I have to admit I was taken aback by the question.

This was back in 2015, and UI designer as a job title had only just started to emerge. The UX designer title had already existed a few years, often paired with visual or graphic designers to cover the full spectrum of user interface design.

So here I was, being asked the cryptic question wether I was UX or UI. X or I, Experience or Interface. Red pill or blue pill?

When the UX title started to spread and I came across it for the first time my title was interaction designer, and the title fit the role well. I was designing interactions users were having with interfaces. So I was also, per definition, a UI designer.

I always considered myself being a designer for interfaces, even when my title shifted to UX designer in 2013. So to be asked in 2015 if I was UX or UI didn’t make sense to me. I was both. The industry had given me the label UX, but as part of the X, I obviously had to consider the I.

So to the recruiter I guess I was UX/UI. Someone who wants to emphasise their visual design skills would be UI/UX.

The problem with UX and UI designers

The problem with splitting these two tightly knit terms into separate buckets of workload is friction. Friction that comes from misinterpretations, treading on toes and doubling up work.

A very common team set-up consists exactly of this designer pair. A UX designer and a UI designer of same seniority are supposed to cover the full spectrum of product design. First we do the UX and then comes the UI.

This sounds ridiculous when you put in black and white, but I hear it all the time.

“First we do the user experience.”

What is referred to here is the translation of requirements and insights into user journeys and page layouts. Possibly interactions too. What’s left to do is applying brand or styleguides. For an already established product this is sometimes derogatorily referred to as colouring in the lines, or “make it look pretty”.

This is all wrong from a team structural standpoint, and it’s a result of confusing and misleading terminology. I can see why we moved away from using ‘interaction designer’ to encompass the duties of a UX designer though. User research, product strategy and service blueprints were all done by us but didn’t get reflected in the title. We did so much more than interaction design; we considered the whole customer life cycle – We considered every aspect of the experience!

Information architects, human factors, interaction and UX designers have always been on the more science and evidence driven side of the fence. They were not the go-to people for typography, iconography and visual harmony. The artistic and creative flair was left for the graphic, or visual designers.

While they still thrived in agencies doing plenty of conceptual and exploratory work, with the rise of systematic design in recent years there were less need for a team of graphic designers working on an already established product suite. The UI designer role was thus born from graphic designers with additional skills in HCI and behavioural psychology.

Where do we go from here?

I’m going to talk about team structures in another post. For now, I only know that UI is part of the UX. Whatever we call ourselves, the UX/UI split is not a good way to define job roles and responsibilities. The overlap is too big, the responsibilities too vague. We need new terminology to get us away from the catastrophic confusion that has built up over the years, mainly due to the UX designer title.

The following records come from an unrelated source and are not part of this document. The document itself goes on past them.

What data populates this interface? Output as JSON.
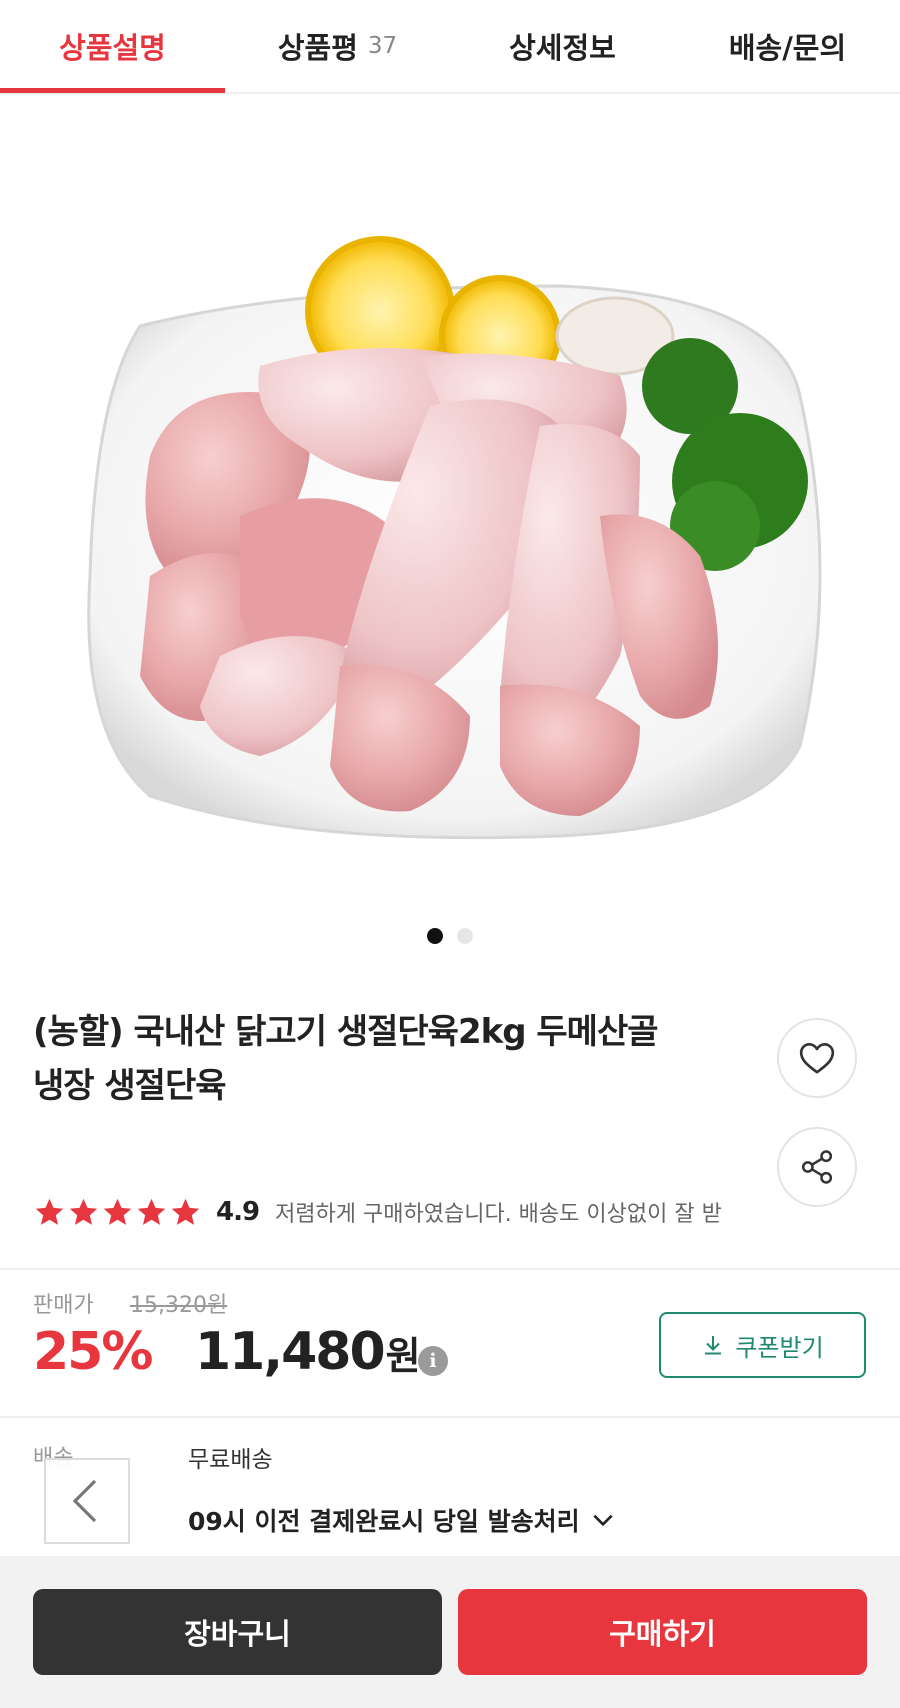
{
  "tabs": [
    {
      "label": "상품설명",
      "active": true
    },
    {
      "label": "상품평",
      "count": "37"
    },
    {
      "label": "상세정보"
    },
    {
      "label": "배송/문의"
    }
  ],
  "gallery": {
    "image": "raw-chicken-pieces-on-plate",
    "total": 2,
    "current": 1
  },
  "product": {
    "title_line1": "(농할) 국내산 닭고기 생절단육2kg 두메산골",
    "title_line2": "냉장 생절단육"
  },
  "rating": {
    "stars": 5,
    "score": "4.9",
    "review_snippet": "저렴하게 구매하였습니다. 배송도 이상없이 잘 받"
  },
  "price": {
    "label": "판매가",
    "original": "15,320원",
    "discount": "25%",
    "sale_amount": "11,480",
    "sale_unit": "원",
    "info_symbol": "i"
  },
  "coupon": {
    "label": "쿠폰받기"
  },
  "shipping": {
    "label": "배송",
    "type": "무료배송",
    "note": "09시 이전 결제완료시 당일 발송처리"
  },
  "actions": {
    "cart": "장바구니",
    "buy": "구매하기"
  },
  "colors": {
    "accent": "#e8363f",
    "coupon": "#1f8a6e",
    "dark": "#333333"
  }
}
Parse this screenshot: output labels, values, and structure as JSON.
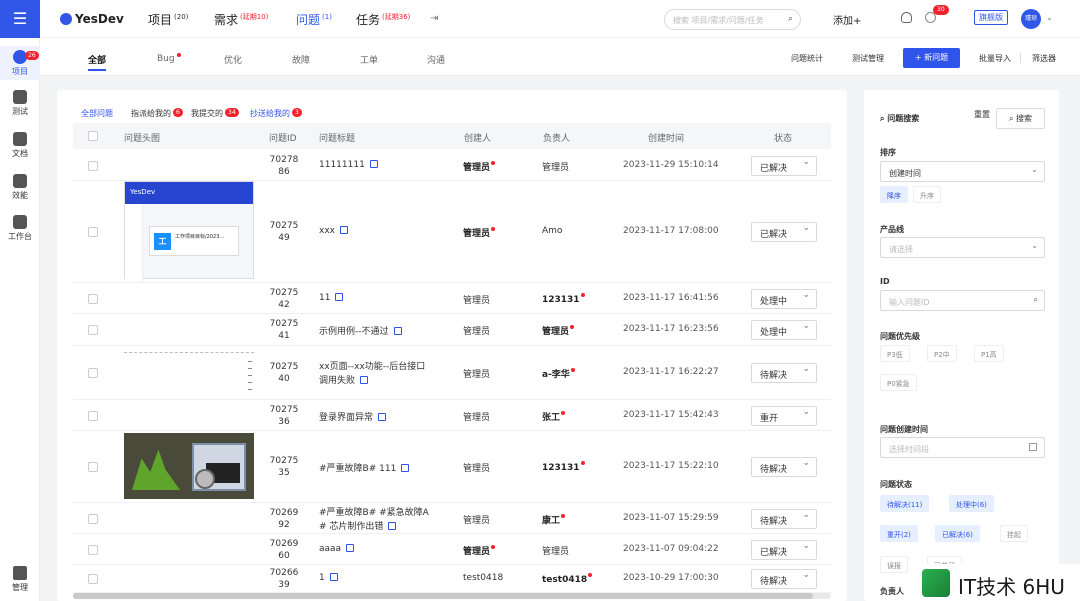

UI is a thing. UX is also a thing. But UX designer? I think it’s time to scrap it. UX is affected by every part of the business, and to put the responsibility to design it into one single role would be stupidity (unless it’s the CEO).

More and more we see the role ‘Product deisgner’ taking over. This seems to be a visual designer who also understands user psychology and business strategy. We also see niched UX:ers in UX researchers and UX writers.

For UX designers less adept at visual design or not willing to specialise, don’t fret – I think we should find a new identity in the domain of the architect. I’ve been playing with variations of this. ‘Systems architect’, ‘UI architect’, or maybe ‘Product architect’.

Design is a very powerful word. It comes with a set of preconceptions that hardly will go away. We need to pick our battles wisely and maybe realise that as long as we call ourselves designers – UX, UI or UX/UI, people outside our industry will assume that we deal with the look and feel of the final product and that only.

Let’s mull it over as industry practitioners and see what we can come up with.